Technology
NASA backs 41 company proposals to advance Moon and Mars tech
NASA selected 41 technology proposals from 37 American companies to tackle some of the hardest engineering problems on the road to the Moon and Mars. The awards fall under the agency’s 2025 Announcement of Collaboration Opportunity, an unfunded model that links companies to NASA facilities, hardware, software and technical expertise rather than handing out traditional grants.
The selected agreements are expected to run 12 to 24 months. The effort is meant to speed technologies that matter for future science and human exploration missions while also strengthening the wider space economy and the country’s industrial base. The proposals span space transportation engine elements, guidance and navigation systems, landing systems, in-space servicing, assembly and manufacturing, and energy management technologies.

Lockheed Martin is advancing a compact, modular energy system designed to generate electricity in permanently shadowed lunar regions, places where sunlight never reaches and long-term surface operations become far more difficult.
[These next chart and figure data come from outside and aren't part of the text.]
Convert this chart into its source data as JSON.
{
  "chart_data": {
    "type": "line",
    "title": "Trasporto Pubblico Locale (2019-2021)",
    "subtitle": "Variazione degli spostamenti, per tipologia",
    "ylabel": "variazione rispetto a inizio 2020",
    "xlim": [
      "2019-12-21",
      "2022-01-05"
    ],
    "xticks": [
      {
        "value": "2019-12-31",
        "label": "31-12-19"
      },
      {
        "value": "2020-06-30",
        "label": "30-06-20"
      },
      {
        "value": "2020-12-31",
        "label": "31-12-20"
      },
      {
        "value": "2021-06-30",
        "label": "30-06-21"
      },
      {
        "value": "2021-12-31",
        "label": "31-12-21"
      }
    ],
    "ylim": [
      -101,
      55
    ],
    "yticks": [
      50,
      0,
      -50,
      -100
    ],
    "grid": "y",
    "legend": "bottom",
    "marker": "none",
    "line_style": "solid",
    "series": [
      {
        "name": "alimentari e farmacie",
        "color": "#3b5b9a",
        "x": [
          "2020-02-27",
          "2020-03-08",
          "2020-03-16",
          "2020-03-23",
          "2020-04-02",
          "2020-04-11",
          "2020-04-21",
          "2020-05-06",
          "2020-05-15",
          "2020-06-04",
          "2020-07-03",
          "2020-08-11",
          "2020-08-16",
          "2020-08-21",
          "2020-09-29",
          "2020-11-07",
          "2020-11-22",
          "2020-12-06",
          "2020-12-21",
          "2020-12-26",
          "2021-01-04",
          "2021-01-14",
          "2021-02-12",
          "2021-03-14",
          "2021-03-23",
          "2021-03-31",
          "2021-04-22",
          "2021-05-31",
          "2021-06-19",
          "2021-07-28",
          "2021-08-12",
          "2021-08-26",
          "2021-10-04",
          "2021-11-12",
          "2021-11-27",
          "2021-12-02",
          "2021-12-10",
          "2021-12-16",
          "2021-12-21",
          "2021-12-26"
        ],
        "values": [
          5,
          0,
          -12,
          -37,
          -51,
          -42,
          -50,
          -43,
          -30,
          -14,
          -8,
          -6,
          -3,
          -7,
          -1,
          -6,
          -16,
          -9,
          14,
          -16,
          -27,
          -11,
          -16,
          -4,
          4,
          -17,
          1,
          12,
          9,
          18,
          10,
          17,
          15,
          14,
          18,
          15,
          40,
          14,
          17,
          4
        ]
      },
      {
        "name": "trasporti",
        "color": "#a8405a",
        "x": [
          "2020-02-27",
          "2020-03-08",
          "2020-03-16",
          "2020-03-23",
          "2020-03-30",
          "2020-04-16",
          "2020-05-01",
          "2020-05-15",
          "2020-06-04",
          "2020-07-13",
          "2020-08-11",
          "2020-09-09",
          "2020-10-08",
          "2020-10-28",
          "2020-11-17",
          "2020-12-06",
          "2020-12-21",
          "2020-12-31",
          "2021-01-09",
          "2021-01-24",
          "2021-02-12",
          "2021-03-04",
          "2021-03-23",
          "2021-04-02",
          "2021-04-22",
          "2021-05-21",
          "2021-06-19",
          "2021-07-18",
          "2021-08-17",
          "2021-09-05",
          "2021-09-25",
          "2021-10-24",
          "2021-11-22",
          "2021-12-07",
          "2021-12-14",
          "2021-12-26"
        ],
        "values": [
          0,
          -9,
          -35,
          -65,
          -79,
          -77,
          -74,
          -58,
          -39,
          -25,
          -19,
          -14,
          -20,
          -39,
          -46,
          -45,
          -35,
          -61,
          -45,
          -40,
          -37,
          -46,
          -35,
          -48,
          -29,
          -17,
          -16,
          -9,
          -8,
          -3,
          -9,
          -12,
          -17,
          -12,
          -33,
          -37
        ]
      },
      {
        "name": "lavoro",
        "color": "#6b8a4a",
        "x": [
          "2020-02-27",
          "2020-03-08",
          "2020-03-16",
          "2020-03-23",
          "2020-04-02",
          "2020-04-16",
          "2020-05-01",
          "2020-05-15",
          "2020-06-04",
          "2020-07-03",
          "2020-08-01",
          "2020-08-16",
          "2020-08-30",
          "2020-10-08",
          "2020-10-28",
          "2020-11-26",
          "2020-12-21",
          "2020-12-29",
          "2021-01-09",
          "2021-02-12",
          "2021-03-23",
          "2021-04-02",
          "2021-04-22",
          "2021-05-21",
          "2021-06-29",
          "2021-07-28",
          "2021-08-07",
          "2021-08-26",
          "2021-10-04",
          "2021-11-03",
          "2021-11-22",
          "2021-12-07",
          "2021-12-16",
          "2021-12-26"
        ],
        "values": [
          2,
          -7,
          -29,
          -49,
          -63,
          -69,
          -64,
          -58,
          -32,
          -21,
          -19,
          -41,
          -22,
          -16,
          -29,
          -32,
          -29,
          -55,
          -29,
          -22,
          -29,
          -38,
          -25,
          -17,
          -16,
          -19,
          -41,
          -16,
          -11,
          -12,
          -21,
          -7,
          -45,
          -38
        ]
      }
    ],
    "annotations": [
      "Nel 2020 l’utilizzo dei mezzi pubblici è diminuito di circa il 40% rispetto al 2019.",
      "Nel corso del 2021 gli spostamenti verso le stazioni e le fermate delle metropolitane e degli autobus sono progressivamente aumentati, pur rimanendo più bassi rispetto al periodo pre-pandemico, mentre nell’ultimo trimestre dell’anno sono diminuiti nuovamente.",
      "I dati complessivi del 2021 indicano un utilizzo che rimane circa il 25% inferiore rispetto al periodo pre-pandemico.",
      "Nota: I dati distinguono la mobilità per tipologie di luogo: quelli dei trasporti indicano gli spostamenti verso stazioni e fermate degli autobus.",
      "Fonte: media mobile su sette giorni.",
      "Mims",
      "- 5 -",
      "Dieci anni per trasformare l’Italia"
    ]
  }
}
The project also includes a wireless power transfer system that advances power-beaming technology using fiber lasers, along with a space-based heat rejection system intended to improve durability.

NASA also selected Kall Morris Inc.’s Asteria supplemental payload attachment system, which is designed to attach to legacy, current and next-generation orbital assets with a non-destructive, controlled-release adhesive. The concept is meant to improve maneuvering, tracking, asset protection, data collection and satellite life extension.
NASA has supported more than 110 projects since 2015 under the collaboration model, with about $30 million in NASA resources and $32 million from participating companies. A separate NASA industry-partnership page puts the ACO total at approximately 80 projects since 2015.

Greg Stover, director of the Advanced Research and Technology Division in NASA’s Research and Technology Mission Directorate, said, “We are empowering American industry to become active partners” in NASA’s missions. The arrangement lowers development costs and speeds the infusion of emerging space capabilities into flight systems.

A lasting human presence on the Moon will require crewed and uncrewed missions, commercial partnerships, surface power, in-situ resource utilization and advanced manufacturing, according to NASA’s Moon Base materials. The agency’s five-year standing ACO has appendix releases every six to 12 months.